Posted: Thursday, November 10, 2011 10:00 AM
Forecast predicts 11 percent increase in rice production
By TIM HEARDEN
Capital Press
WILLOWS, Calif. -- Rice growers in California have scrambled to finish their harvest in the past couple of weeks with the knowledge that winter weather was on the way.
Sunny skies in late October allowed farmers to make quick work of getting rice out of the fields after rain earlier in the month had slowed things.
With the promise of a cooler and wetter November, growers who had finished were helping their neighbors last week.
"I had one of my neighbors come over and help me finish off," said Larry Maben, a rice grower here who finished on Oct. 31. "I was awfully glad he showed up."
Gary Enos, co-owner of Carriere Family Farms in Willows, said farmers he knows were pooling their equipment together to finish up.
"We had farmers help us, and now we're helping other farmers," Enos said on Nov. 2.
"It was a struggle," he said of the harvest. "We had wet ground and lots of lodging, where rice is laying down. It's just harder on all the equipment."
Rice production in California in 2011 was forecast at 49.4 million hundredweight, up 11 percent from the previous year, according to the USDA's National Agricultural Statistics Service in Sacramento. The anticipated 8,400 pounds per acre would top last year's per-acre production by 5 percent, according to NASS.
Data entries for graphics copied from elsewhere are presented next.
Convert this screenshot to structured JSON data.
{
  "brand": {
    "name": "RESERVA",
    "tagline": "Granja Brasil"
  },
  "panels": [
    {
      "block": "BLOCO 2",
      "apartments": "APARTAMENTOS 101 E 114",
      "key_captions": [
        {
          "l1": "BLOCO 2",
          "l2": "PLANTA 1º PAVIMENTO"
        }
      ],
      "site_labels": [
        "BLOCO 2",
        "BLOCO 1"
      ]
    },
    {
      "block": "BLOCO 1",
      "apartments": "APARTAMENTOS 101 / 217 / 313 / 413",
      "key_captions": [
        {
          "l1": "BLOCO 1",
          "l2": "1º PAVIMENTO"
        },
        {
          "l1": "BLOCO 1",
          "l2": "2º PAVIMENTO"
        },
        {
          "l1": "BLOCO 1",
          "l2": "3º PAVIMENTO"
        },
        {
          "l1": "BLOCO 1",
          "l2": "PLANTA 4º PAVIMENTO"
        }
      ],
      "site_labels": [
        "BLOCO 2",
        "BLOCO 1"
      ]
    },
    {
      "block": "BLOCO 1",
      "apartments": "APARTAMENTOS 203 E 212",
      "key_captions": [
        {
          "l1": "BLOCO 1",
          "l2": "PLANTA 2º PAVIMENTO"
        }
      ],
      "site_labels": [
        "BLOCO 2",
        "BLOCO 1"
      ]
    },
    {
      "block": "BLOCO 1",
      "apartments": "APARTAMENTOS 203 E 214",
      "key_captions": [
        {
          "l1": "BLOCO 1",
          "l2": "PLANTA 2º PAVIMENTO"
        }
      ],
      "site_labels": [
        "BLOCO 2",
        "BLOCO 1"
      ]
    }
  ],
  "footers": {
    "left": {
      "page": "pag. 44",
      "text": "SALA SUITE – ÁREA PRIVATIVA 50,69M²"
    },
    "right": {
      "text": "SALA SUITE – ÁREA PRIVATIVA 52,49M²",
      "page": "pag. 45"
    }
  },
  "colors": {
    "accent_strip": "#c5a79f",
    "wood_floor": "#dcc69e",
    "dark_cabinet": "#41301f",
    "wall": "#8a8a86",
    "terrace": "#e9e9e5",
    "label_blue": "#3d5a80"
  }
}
Mild weather statewide gave way last week to winter-like conditions with chilly temperatures, widespread showers and even a foot or more of snow in the Northern Sierra by the weekend, NASS noted in its weekly crop report.
Among other field crops, according to the agency:
* Nearly two-thirds of the cotton crop was harvested as of Nov. 6, as producers continued to make progress and some had advanced to their second picking.
* Alfalfa producers continued with their final crop of the year, and some producers continued cutting Sudan grass.
* More than two-thirds of winter wheat has been planted and nearly half has emerged, as wheat crop conditions were rated mostly good to excellent.
Though their harvest is wrapping up, producers remain busy baling rice straw. Mild weather helped Marysville area grower Charley Mathews finish ahead of the rain, he said.
"Everything turned out well," said Mathews, chairman of the California Rice Commission. "I think everyone's pleased with their yields."
Leo LaGrande, a grower in Williams, said he and others pulled what they would call an average crop.
"No barn-busters, but it ... was where we wanted to be," he said. "No complaints. Now we're just waiting for the market to move."